For both, the bubble is a vital need. It is a means of self-protection which provides them with mental security, the certainty in the rightness of their cause and a sense of orientation. The world outside is cold and hostile, inside the bubble there is warmth and a sense of belonging. Anyone who tries to break the bubble will be exposed to a wave of hatred and anger that may be lethal.
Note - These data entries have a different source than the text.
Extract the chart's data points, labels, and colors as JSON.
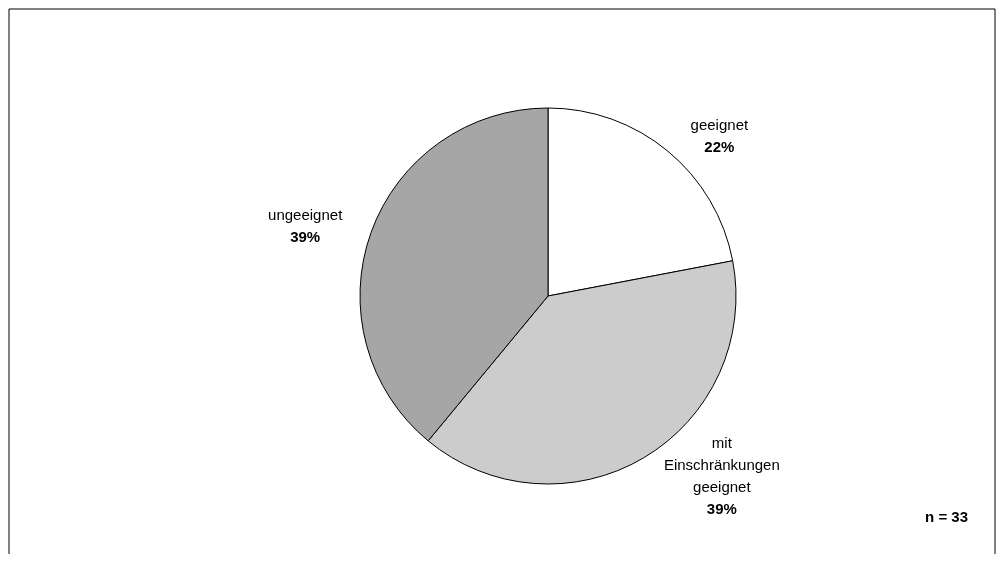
{
  "chart_data": {
    "type": "pie",
    "categories": [
      "geeignet",
      "mit Einschränkungen geeignet",
      "ungeeignet"
    ],
    "values": [
      22,
      39,
      39
    ],
    "colors": [
      "#ffffff",
      "#cccccc",
      "#a6a6a6"
    ],
    "value_labels": [
      "22%",
      "39%",
      "39%"
    ],
    "annotations": [
      "n = 33"
    ],
    "legend": false
  }
}
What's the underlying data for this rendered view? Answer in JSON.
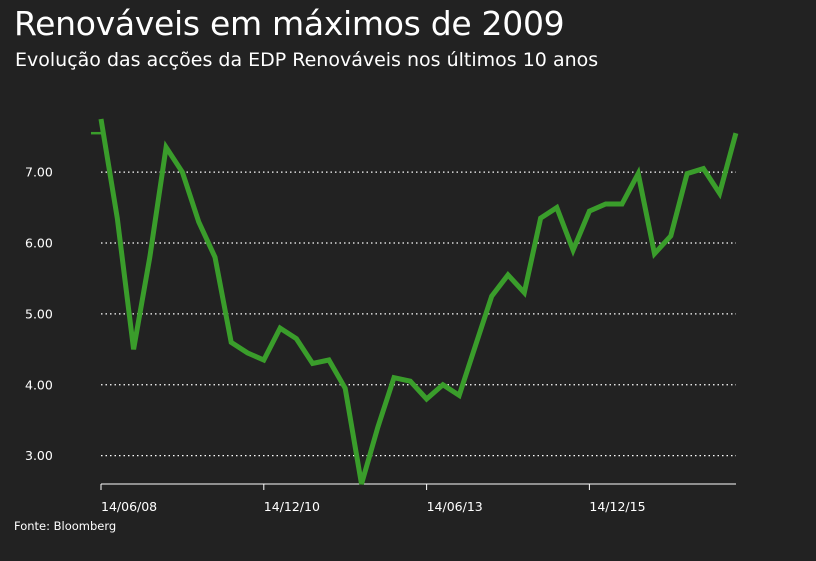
{
  "title": "Renováveis em máximos de 2009",
  "subtitle": "Evolução das acções da EDP Renováveis nos últimos 10 anos",
  "source": "Fonte: Bloomberg",
  "colors": {
    "background": "#222222",
    "line": "#3a9d2b",
    "grid": "#ffffff",
    "text": "#ffffff"
  },
  "chart_data": {
    "type": "line",
    "title": "Renováveis em máximos de 2009",
    "subtitle": "Evolução das acções da EDP Renováveis nos últimos 10 anos",
    "xlabel": "",
    "ylabel": "",
    "ylim": [
      2.6,
      7.75
    ],
    "y_ticks": [
      3.0,
      4.0,
      5.0,
      6.0,
      7.0
    ],
    "y_tick_labels": [
      "3.00",
      "4.00",
      "5.00",
      "6.00",
      "7.00"
    ],
    "x_tick_labels": [
      "14/06/08",
      "14/12/10",
      "14/06/13",
      "14/12/15"
    ],
    "x_tick_index": [
      0,
      10,
      20,
      30
    ],
    "grid": "horizontal dotted",
    "last_value_marker": 7.55,
    "series": [
      {
        "values": [
          7.75,
          6.35,
          4.5,
          5.8,
          7.35,
          7.0,
          6.3,
          5.8,
          4.6,
          4.45,
          4.35,
          4.8,
          4.65,
          4.3,
          4.35,
          3.95,
          2.6,
          3.4,
          4.1,
          4.05,
          3.8,
          4.0,
          3.85,
          4.55,
          5.25,
          5.55,
          5.3,
          6.35,
          6.5,
          5.9,
          6.45,
          6.55,
          6.55,
          6.98,
          5.85,
          6.1,
          6.98,
          7.05,
          6.7,
          7.55
        ]
      }
    ]
  }
}
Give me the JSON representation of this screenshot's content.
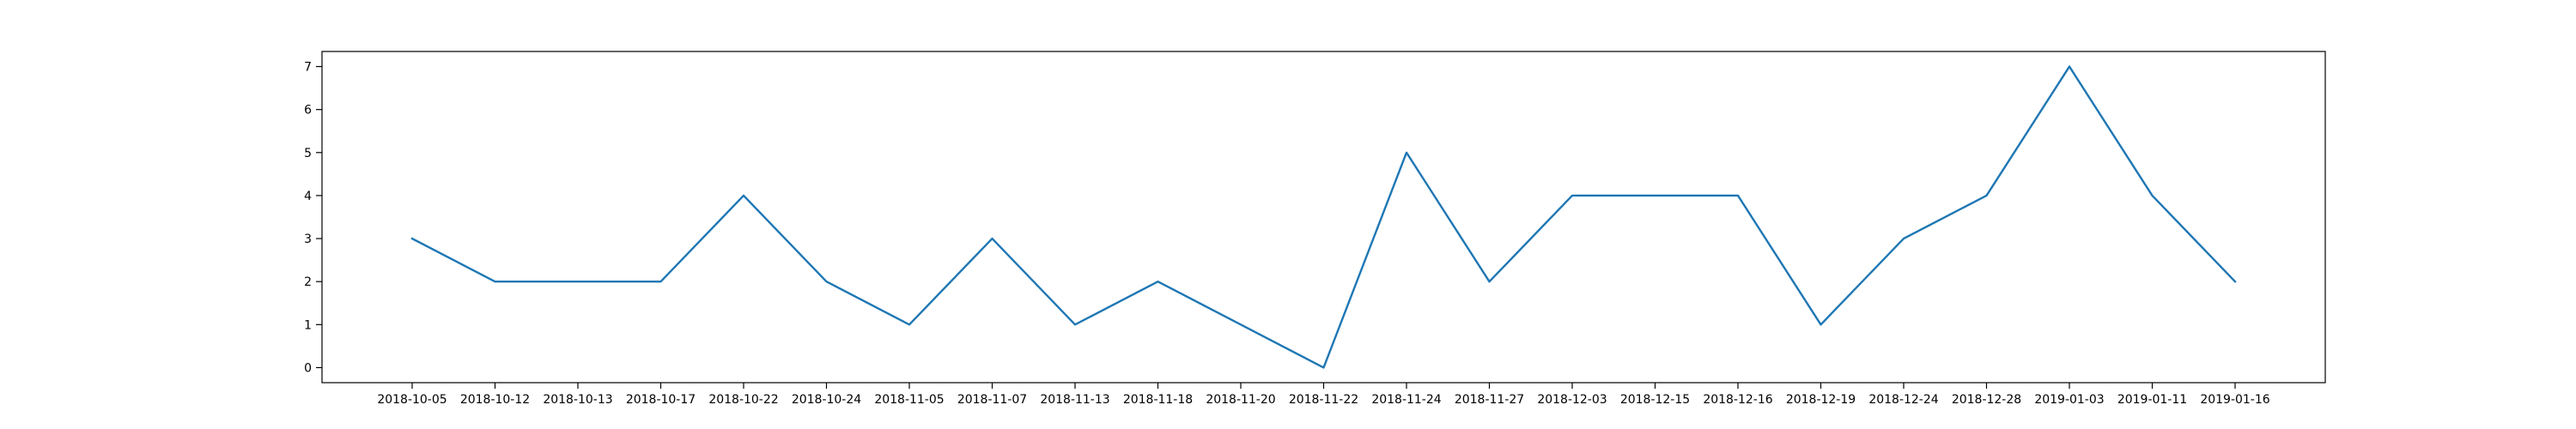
{
  "chart_data": {
    "type": "line",
    "title": "",
    "xlabel": "",
    "ylabel": "",
    "categories": [
      "2018-10-05",
      "2018-10-12",
      "2018-10-13",
      "2018-10-17",
      "2018-10-22",
      "2018-10-24",
      "2018-11-05",
      "2018-11-07",
      "2018-11-13",
      "2018-11-18",
      "2018-11-20",
      "2018-11-22",
      "2018-11-24",
      "2018-11-27",
      "2018-12-03",
      "2018-12-15",
      "2018-12-16",
      "2018-12-19",
      "2018-12-24",
      "2018-12-28",
      "2019-01-03",
      "2019-01-11",
      "2019-01-16"
    ],
    "series": [
      {
        "values": [
          3,
          2,
          2,
          2,
          4,
          2,
          1,
          3,
          1,
          2,
          1,
          0,
          5,
          2,
          4,
          4,
          4,
          1,
          3,
          4,
          7,
          4,
          2
        ],
        "color": "#1f77b4"
      }
    ],
    "ylim": [
      -0.35,
      7.35
    ],
    "yticks": [
      0,
      1,
      2,
      3,
      4,
      5,
      6,
      7
    ],
    "grid": false,
    "legend": "none"
  }
}
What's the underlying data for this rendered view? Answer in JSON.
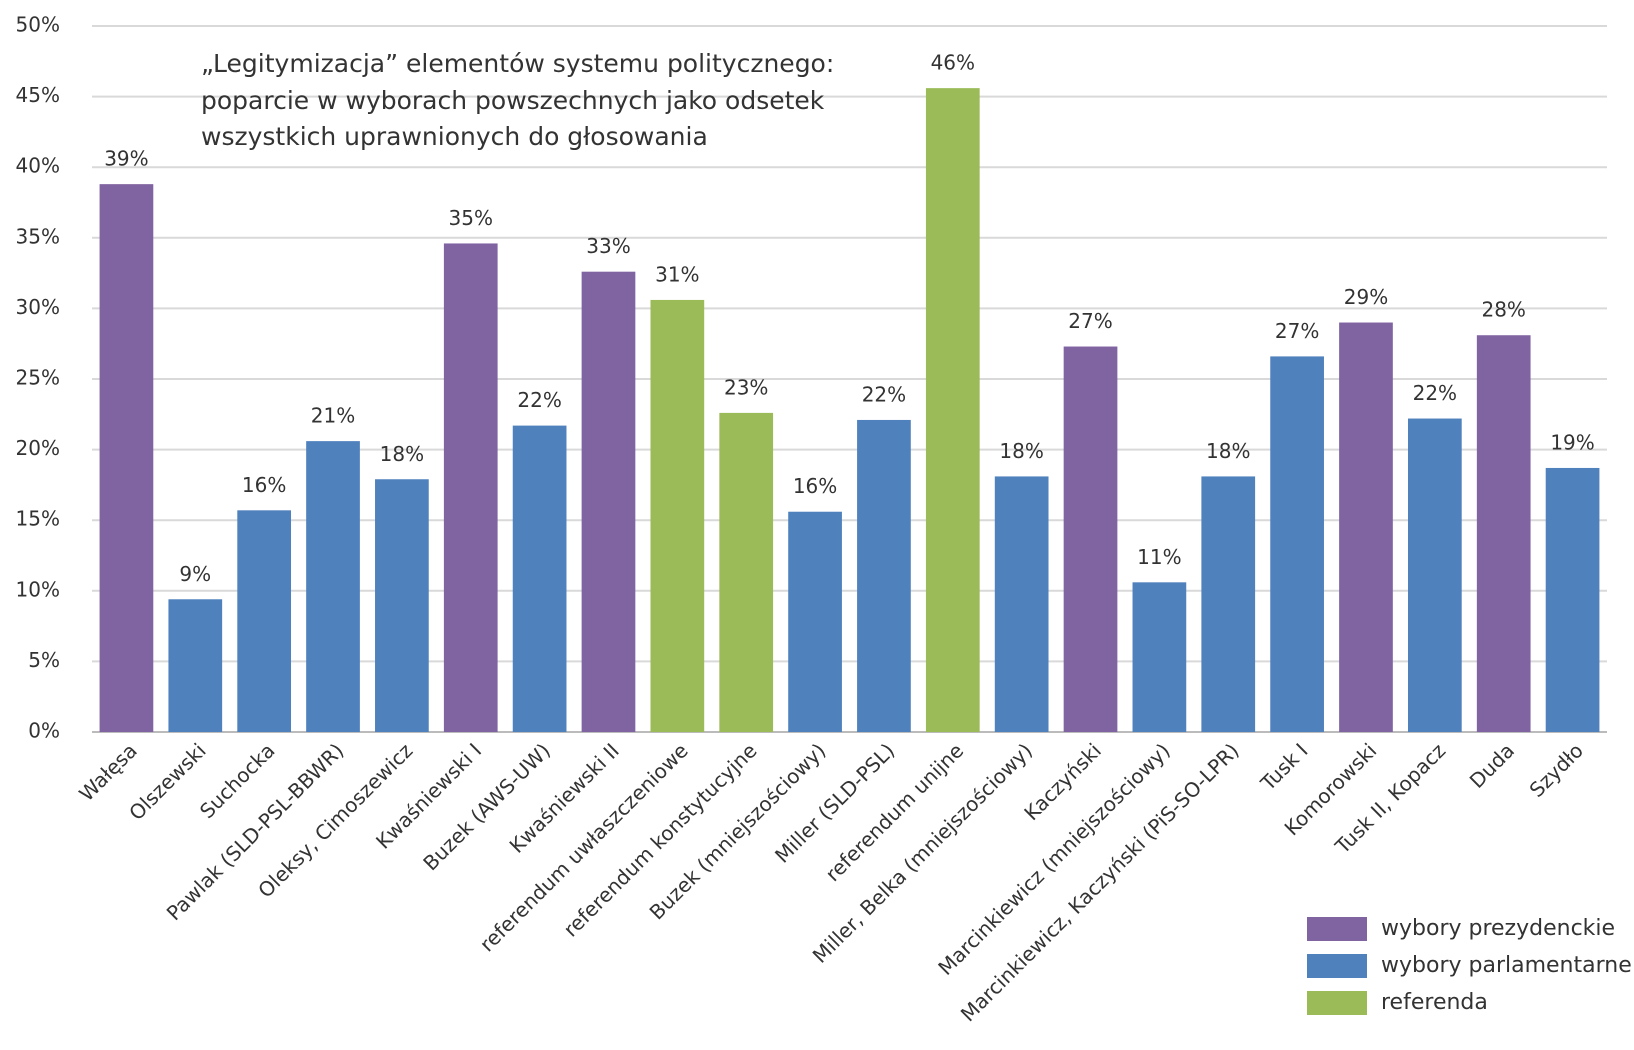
{
  "chart_data": {
    "type": "bar",
    "title": [
      "„Legitymizacja” elementów systemu politycznego:",
      "poparcie w wyborach powszechnych jako odsetek",
      "wszystkich uprawnionych do głosowania"
    ],
    "categories": [
      "Wałęsa",
      "Olszewski",
      "Suchocka",
      "Pawlak (SLD-PSL-BBWR)",
      "Oleksy, Cimoszewicz",
      "Kwaśniewski I",
      "Buzek (AWS-UW)",
      "Kwaśniewski II",
      "referendum uwłaszczeniowe",
      "referendum konstytucyjne",
      "Buzek (mniejszościowy)",
      "Miller (SLD-PSL)",
      "referendum unijne",
      "Miller, Belka (mniejszościowy)",
      "Kaczyński",
      "Marcinkiewicz (mniejszościowy)",
      "Marcinkiewicz, Kaczyński (PiS-SO-LPR)",
      "Tusk I",
      "Komorowski",
      "Tusk II, Kopacz",
      "Duda",
      "Szydło"
    ],
    "series": [
      {
        "name": "wybory prezydenckie",
        "color": "#8064a2",
        "values": [
          38.8,
          null,
          null,
          null,
          null,
          34.6,
          null,
          32.6,
          null,
          null,
          null,
          null,
          null,
          null,
          27.3,
          null,
          null,
          null,
          29.0,
          null,
          28.1,
          null
        ],
        "value_labels": [
          "39%",
          null,
          null,
          null,
          null,
          "35%",
          null,
          "33%",
          null,
          null,
          null,
          null,
          null,
          null,
          "27%",
          null,
          null,
          null,
          "29%",
          null,
          "28%",
          null
        ]
      },
      {
        "name": "wybory parlamentarne",
        "color": "#4f81bd",
        "values": [
          null,
          9.4,
          15.7,
          20.6,
          17.9,
          null,
          21.7,
          null,
          null,
          null,
          15.6,
          22.1,
          null,
          18.1,
          null,
          10.6,
          18.1,
          26.6,
          null,
          22.2,
          null,
          18.7
        ],
        "value_labels": [
          null,
          "9%",
          "16%",
          "21%",
          "18%",
          null,
          "22%",
          null,
          null,
          null,
          "16%",
          "22%",
          null,
          "18%",
          null,
          "11%",
          "18%",
          "27%",
          null,
          "22%",
          null,
          "19%"
        ]
      },
      {
        "name": "referenda",
        "color": "#9bbb59",
        "values": [
          null,
          null,
          null,
          null,
          null,
          null,
          null,
          null,
          30.6,
          22.6,
          null,
          null,
          45.6,
          null,
          null,
          null,
          null,
          null,
          null,
          null,
          null,
          null
        ],
        "value_labels": [
          null,
          null,
          null,
          null,
          null,
          null,
          null,
          null,
          "31%",
          "23%",
          null,
          null,
          "46%",
          null,
          null,
          null,
          null,
          null,
          null,
          null,
          null,
          null
        ]
      }
    ],
    "ylim": [
      0,
      50
    ],
    "yticks": [
      {
        "value": 0,
        "label": "0%"
      },
      {
        "value": 5,
        "label": "5%"
      },
      {
        "value": 10,
        "label": "10%"
      },
      {
        "value": 15,
        "label": "15%"
      },
      {
        "value": 20,
        "label": "20%"
      },
      {
        "value": 25,
        "label": "25%"
      },
      {
        "value": 30,
        "label": "30%"
      },
      {
        "value": 35,
        "label": "35%"
      },
      {
        "value": 40,
        "label": "40%"
      },
      {
        "value": 45,
        "label": "45%"
      },
      {
        "value": 50,
        "label": "50%"
      }
    ],
    "grid": true,
    "legend": "bottom-right"
  }
}
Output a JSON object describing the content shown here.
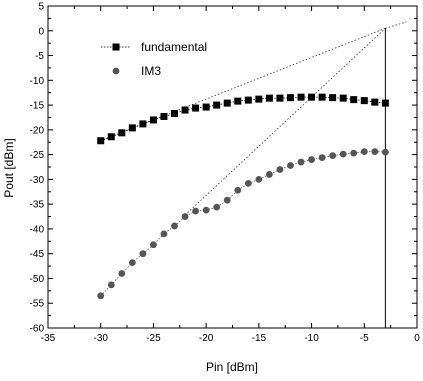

This does not apply only to what is happening now. It concerns everything that has happened between the two peoples in the last 120 years, since the beginning of the Zionist enterprise in this country. Every event, large or small, without exception, appears in the collective memory of the two peoples in a different and contrary fashion. As a result, everything that is said now, everything that is proposed by one side sounds different, suspicious and menacing to the other. Every negotiation becomes a battle, every summit meeting only increases the mutual hatred.
A vicious circle is operating: Without removing the bubbles, there can be no peace, without peace it is impossible to remove the bubbles.
And a personal note: I became convinced many years ago that this vicious circle not only must, but can be broken. Since then I have been trying to build a joint, common Israeli-Palestinian narrative that incorporates the narratives of both peoples, not by contriving an artificial compromise but by seeking the truth. I have already written books and essays about this. This week a booklet called 'Truth Against Truth' has been published by Gush Shalom. In it we have tried to outline a common narrative of the conflict, taking into account the viewpoints of both sides.
It has become clear to me that without a sincere endeavor by each side to become fully aware of the viewpoint of the other, no effort to achieve real peace between the two peoples will bear fruit.